各ウェルに4個まで網膜を配置し、それぞれ別々の液滴に保持します。網膜をウェルに配置後、培養プレートを37 °Cの組織培養インキュベーターに移し、必要な時間培養します。通常、ここでは8日間の培養で、DNA構築物が網膜表面の1/4から1/3にわたって発現するという良好なエレクトロポレーション結果が得られます。
蛍光レベルは、CRE構築物を発現している均一にエレクトロポレーションされた領域を、網膜外の領域と比較し、その後コントロールのGFP発現で標準化することで定量されます。特に桿体光受容細胞が効率的に導入されていることが示されています。ここでは、2つの桿体特異的プロモーターが外核層においてGFPおよびDS redの発現を誘導した際のエレクトロポレーションの結果を示します。
ここで青色で示されているDPI染色による2つの発現パターンを重ね合わせることで、光受容体特異的な発現が明確になります。内顆粒層および神経節細胞層のいずれにおいても、発現は認められません。このビデオを視聴することで、網膜シス regulatory elements の活性を定量化することを目的とした、マウス網膜外植えの電気生理学的解剖および培養方法について十分に理解できたはずです。
ご視聴ありがとうございました。皆様の実験の成功をお祈りいたします。
このプロトコルでは、外植電極法(エクスプラント・エレクトロポレーション)を用いて、生体マウス網膜におけるシス調節エレメントの活性を定量化する方法について説明します。

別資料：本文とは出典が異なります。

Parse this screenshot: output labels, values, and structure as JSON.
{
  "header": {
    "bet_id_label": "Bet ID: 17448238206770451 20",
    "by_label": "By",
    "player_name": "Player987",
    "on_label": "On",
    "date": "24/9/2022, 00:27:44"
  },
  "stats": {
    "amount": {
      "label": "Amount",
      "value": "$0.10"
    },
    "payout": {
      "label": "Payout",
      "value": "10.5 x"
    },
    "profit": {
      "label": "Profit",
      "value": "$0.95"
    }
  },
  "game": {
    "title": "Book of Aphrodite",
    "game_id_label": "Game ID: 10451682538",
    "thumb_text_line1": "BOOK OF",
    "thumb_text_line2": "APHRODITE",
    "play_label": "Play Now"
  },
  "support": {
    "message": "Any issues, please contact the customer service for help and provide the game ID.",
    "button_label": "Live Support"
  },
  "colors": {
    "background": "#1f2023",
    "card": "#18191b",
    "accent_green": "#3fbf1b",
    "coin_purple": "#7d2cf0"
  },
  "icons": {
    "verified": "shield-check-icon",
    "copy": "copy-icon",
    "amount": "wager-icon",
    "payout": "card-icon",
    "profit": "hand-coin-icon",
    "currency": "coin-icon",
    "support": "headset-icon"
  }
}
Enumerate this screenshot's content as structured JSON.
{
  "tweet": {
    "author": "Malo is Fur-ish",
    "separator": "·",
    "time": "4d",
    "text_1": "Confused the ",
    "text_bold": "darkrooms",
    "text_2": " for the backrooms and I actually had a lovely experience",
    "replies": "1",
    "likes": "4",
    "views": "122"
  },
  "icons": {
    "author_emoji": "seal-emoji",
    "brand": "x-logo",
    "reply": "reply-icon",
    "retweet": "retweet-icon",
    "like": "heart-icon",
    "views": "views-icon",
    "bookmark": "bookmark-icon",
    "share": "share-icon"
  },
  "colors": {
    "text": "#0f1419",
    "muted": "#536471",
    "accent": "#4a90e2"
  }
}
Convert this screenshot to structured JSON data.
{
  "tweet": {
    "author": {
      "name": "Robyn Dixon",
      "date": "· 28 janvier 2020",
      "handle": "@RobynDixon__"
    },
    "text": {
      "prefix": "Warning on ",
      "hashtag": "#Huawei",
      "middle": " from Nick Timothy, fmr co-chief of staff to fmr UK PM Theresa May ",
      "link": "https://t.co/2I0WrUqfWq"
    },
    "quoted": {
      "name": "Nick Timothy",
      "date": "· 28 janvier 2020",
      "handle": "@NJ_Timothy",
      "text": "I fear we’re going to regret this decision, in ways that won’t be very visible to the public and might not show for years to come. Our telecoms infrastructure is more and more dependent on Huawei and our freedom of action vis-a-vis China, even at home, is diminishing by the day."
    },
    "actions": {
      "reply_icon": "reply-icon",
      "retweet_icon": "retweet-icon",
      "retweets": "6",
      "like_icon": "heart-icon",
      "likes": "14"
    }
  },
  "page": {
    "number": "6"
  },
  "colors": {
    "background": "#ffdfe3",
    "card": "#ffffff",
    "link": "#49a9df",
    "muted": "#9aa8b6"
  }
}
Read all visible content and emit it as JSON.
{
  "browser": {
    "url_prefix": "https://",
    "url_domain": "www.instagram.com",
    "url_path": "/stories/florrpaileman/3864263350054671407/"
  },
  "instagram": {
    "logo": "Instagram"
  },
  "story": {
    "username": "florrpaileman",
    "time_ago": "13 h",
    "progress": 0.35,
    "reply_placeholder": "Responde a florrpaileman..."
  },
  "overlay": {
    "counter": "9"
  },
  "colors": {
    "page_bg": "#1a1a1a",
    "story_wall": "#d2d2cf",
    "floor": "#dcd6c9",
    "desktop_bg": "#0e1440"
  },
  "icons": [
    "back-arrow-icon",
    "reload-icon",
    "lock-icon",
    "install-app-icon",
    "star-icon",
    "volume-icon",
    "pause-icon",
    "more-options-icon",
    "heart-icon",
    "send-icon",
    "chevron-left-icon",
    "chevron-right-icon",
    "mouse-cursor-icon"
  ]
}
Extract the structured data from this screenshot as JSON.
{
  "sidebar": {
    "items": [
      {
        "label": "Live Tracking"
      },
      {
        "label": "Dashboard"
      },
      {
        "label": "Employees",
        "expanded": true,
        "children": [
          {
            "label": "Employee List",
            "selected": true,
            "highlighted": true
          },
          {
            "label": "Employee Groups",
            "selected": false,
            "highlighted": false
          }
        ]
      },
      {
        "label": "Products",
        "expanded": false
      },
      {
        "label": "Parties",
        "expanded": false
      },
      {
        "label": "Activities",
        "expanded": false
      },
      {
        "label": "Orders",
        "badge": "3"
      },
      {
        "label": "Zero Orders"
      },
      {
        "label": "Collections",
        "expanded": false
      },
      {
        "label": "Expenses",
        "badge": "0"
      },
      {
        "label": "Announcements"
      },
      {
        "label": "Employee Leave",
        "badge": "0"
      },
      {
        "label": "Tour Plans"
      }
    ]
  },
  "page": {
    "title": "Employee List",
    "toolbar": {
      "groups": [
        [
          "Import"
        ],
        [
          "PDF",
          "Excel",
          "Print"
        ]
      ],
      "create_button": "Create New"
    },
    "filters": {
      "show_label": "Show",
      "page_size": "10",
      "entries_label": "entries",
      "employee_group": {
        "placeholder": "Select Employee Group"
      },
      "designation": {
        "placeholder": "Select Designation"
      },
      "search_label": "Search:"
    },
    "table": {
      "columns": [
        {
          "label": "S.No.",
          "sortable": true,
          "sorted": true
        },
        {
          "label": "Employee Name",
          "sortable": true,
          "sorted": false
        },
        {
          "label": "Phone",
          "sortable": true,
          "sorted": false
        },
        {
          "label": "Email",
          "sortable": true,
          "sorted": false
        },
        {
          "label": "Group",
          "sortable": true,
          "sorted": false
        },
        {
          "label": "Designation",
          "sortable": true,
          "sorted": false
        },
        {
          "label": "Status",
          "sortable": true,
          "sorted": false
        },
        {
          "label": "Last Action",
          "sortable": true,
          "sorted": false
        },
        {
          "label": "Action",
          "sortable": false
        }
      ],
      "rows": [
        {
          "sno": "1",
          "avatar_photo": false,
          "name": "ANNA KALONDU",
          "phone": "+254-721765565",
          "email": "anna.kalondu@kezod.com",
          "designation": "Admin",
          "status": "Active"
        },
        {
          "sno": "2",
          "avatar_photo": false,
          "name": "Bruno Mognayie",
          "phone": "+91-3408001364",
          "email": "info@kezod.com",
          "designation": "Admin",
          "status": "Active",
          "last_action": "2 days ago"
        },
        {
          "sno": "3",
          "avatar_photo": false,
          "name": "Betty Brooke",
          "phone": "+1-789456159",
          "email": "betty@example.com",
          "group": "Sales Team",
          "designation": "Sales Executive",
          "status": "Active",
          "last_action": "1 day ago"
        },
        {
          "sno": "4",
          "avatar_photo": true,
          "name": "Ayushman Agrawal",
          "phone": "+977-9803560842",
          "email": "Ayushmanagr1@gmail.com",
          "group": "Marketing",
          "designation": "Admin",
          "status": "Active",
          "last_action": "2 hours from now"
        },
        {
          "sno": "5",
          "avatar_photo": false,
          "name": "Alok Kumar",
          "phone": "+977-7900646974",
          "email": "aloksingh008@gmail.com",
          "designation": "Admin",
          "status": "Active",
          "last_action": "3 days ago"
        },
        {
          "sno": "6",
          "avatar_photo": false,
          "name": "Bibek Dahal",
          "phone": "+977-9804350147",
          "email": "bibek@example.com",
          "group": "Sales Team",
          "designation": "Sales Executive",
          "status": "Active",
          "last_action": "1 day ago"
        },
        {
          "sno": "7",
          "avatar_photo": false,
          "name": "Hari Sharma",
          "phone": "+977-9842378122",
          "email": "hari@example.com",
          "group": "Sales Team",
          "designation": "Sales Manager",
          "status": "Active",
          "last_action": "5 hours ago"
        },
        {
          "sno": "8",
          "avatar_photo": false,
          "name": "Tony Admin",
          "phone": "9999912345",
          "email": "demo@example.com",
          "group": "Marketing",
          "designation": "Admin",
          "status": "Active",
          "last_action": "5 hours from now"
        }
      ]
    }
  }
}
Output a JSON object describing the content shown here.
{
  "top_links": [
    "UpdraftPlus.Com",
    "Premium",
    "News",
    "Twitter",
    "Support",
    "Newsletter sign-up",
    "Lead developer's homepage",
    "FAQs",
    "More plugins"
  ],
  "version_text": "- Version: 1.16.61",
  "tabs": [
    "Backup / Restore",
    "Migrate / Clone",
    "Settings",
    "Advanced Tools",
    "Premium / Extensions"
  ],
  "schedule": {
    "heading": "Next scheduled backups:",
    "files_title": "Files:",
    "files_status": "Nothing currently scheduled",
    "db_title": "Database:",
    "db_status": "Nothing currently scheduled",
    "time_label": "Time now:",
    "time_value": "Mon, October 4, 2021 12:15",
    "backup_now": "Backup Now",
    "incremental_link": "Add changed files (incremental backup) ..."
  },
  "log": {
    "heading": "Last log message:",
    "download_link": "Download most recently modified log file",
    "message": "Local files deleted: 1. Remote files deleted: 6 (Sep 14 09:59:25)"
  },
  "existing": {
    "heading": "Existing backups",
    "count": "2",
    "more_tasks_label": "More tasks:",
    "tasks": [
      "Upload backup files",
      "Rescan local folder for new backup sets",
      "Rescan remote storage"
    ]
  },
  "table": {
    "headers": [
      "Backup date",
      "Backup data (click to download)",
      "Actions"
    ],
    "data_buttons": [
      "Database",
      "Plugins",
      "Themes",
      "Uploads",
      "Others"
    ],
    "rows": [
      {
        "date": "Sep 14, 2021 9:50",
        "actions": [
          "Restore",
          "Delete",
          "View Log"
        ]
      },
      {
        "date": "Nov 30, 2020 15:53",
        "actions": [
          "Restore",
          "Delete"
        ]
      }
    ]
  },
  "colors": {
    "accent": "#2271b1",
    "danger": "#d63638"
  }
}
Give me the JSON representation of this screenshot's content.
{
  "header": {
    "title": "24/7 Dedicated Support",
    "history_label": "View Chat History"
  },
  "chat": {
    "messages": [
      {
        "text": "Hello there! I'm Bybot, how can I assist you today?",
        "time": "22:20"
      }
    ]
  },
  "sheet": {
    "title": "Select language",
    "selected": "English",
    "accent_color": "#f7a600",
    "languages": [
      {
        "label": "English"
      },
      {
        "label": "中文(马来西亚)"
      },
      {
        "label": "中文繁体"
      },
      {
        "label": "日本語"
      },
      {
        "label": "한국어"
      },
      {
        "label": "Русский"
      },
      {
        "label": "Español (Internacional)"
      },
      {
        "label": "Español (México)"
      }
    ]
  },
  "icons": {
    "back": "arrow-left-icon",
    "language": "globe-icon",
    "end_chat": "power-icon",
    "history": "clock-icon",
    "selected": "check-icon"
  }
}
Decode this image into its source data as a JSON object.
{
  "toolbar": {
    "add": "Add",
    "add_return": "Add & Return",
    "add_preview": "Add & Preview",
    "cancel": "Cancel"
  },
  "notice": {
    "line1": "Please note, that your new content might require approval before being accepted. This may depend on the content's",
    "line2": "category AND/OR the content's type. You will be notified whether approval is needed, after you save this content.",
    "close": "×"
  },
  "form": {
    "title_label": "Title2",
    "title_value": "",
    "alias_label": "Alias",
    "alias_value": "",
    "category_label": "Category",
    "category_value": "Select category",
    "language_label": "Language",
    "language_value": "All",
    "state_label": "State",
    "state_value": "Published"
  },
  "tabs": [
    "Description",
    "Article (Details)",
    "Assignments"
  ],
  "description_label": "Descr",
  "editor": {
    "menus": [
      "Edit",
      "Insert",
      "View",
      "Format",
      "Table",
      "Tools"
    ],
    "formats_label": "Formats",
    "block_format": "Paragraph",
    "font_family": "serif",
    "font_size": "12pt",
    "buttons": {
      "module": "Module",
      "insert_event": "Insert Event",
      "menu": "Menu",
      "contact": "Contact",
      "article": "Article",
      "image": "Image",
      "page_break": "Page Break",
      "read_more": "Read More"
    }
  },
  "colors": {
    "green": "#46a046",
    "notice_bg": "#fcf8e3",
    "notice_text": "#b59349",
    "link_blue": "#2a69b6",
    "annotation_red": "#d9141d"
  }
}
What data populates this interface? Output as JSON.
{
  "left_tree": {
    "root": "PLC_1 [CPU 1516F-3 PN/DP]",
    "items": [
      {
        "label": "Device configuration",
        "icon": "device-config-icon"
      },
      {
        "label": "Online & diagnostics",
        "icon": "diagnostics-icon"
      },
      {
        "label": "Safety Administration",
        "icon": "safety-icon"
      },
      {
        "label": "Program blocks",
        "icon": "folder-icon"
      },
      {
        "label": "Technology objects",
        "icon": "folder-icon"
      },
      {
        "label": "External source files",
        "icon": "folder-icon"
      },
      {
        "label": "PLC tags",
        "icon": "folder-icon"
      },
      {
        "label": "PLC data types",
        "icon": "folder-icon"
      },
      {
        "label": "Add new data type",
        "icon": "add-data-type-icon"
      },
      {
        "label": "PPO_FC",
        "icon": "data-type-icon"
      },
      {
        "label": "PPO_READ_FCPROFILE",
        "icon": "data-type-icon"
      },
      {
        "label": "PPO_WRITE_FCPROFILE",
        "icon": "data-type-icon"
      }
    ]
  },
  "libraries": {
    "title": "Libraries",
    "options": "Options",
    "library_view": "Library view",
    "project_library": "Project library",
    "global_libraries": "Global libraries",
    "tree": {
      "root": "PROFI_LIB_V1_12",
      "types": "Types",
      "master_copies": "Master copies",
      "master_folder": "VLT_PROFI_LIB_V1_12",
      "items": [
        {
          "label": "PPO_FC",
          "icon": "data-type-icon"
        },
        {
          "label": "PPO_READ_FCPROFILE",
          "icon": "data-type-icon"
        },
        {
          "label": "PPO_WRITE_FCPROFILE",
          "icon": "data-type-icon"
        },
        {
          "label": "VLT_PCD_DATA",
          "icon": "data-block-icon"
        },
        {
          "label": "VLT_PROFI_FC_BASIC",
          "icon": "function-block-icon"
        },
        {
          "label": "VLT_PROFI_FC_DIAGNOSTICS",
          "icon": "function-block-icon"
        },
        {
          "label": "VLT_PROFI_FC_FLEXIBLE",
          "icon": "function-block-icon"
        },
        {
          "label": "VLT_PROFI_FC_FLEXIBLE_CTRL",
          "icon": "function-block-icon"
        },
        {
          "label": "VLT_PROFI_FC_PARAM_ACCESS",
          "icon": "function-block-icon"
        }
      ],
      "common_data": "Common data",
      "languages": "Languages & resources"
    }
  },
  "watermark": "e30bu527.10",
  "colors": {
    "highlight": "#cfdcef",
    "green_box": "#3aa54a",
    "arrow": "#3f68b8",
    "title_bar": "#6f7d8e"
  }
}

DNAの調製、網膜の解剖、エレクトロポレーション、およびその後の解析工程について詳細に解説します。
生存中の網膜組織においてシス調節エレメントの活性を定量化することで、神経科学の創薬における転写標的のメカニズム的なリスク低減が可能になります。このアプローチは、疾患関連システムにおける標的バリデーションおよび表現型スクリーニングを裏付ける、時空間的に分解された定量的データを提供します。非定量的な導入遺伝子への依存を減らすことで、網膜および神経変性経路に関する初期創薬決定における予測の信頼性が向上します。
この手法は、標的仮説の構築とリード最適化の間に位置し、化合物スクリーニングキャンペーンの指針となる定量的な調節活性データを提供します。